Particularly with respect to late-onset granulomas, oral and / or intralesional antibiotic therapy should be attempted prior to, or at least alongside, other treatment modalities, as biofilms are likely the etiologic agent. Some authors feel that initial treatment with any agent other than antibiotics may allow the biofilm colony to thrive, possibly setting up an opportunity for long-term and recurrent granulomatous sequelae. Ultimately, a multimodal treatment approach may be necessary. A suggested therapeutic ladder for late-onset granulomas includes treatment with antibiotics first and foremost, possibly along with an immunomodulating agent such as a steroid. Failing that, escalating immunomodulating medications should then be used, followed by minimally invasive and ultimately surgically invasive treatments until a response is achieved.

Conclusion

All fillers are not created equal, and the aesthetic practitioner who wishes to treat the varied manifestations of facial aging and effectively guide patients to the desired outcome must know which ones will help accomplish patient goals and which ones will not. Myriad ‘permanent’ products are available, and most fall into particulate and non-particulate categories. All may cause the full spectrum of filler complications. Permanent fillers share the same complications seen with temporary fillers, plus additional ones made more significant by their non-resorbable nature.
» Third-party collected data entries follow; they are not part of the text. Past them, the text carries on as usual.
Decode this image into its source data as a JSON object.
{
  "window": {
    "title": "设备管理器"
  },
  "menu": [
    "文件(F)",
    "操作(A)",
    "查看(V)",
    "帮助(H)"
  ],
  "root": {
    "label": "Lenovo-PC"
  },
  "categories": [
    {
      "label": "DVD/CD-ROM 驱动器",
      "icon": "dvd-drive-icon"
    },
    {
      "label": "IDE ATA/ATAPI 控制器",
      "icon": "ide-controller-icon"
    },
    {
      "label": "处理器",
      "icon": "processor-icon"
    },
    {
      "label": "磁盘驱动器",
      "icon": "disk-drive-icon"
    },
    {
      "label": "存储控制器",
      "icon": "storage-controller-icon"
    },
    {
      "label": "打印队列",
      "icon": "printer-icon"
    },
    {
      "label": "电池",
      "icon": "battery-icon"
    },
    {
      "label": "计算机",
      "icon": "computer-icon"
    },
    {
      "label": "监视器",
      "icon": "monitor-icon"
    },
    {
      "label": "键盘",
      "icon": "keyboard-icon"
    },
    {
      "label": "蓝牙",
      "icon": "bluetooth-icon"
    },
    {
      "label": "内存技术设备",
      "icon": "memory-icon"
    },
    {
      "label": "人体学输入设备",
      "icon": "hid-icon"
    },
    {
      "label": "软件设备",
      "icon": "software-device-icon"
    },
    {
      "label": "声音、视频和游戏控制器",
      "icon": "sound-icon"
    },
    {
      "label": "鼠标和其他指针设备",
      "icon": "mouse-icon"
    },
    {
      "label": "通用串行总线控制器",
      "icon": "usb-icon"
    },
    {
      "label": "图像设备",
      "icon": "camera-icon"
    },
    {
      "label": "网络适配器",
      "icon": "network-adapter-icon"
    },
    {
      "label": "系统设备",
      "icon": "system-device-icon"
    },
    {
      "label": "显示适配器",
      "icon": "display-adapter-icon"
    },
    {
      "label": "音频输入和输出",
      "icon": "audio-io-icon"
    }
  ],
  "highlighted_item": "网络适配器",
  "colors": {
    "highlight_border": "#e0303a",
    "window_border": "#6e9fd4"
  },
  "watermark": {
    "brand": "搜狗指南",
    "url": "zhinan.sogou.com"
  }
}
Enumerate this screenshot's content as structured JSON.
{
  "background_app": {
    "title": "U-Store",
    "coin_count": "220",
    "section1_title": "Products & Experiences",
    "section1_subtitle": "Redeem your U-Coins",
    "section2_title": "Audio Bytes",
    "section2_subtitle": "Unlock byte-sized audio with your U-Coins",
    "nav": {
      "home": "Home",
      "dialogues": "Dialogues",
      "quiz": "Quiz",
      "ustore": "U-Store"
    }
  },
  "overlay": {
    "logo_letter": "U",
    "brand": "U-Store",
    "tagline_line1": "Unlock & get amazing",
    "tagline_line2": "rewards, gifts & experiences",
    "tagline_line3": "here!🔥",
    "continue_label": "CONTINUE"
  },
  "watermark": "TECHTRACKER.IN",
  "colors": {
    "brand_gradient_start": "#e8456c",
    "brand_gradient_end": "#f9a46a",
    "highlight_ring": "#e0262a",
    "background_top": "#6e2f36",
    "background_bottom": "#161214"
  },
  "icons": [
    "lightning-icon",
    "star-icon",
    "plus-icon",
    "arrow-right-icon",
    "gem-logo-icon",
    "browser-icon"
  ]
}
The most difficult complications, foreign-body and late-onset granulomas, are increasingly recognized with permanent fillers and may be attributed to product–host interaction as well as to bacterial biofilm formation, a difficult etiology to treat. A suggested therapeutic ladder includes antibiotic therapy, laser treatment with optic microfiber (as described by Cassuto et al), immunomodulation, and possibly eventual surgical removal. Permanent fillers abound, and will only increase over the next decade, as soft tissue augmentation has become the basis of an ever-expanding worldwide cosmetic industry. Even patients who do not have ready access to permanent fillers (such as in the USA) may easily find them abroad, or illicitly for consumption. The modern aesthetic physician must recognize the products, the complications, and the treatment strategies, although there is more work to be done to elucidate underlying causes and best approaches for success.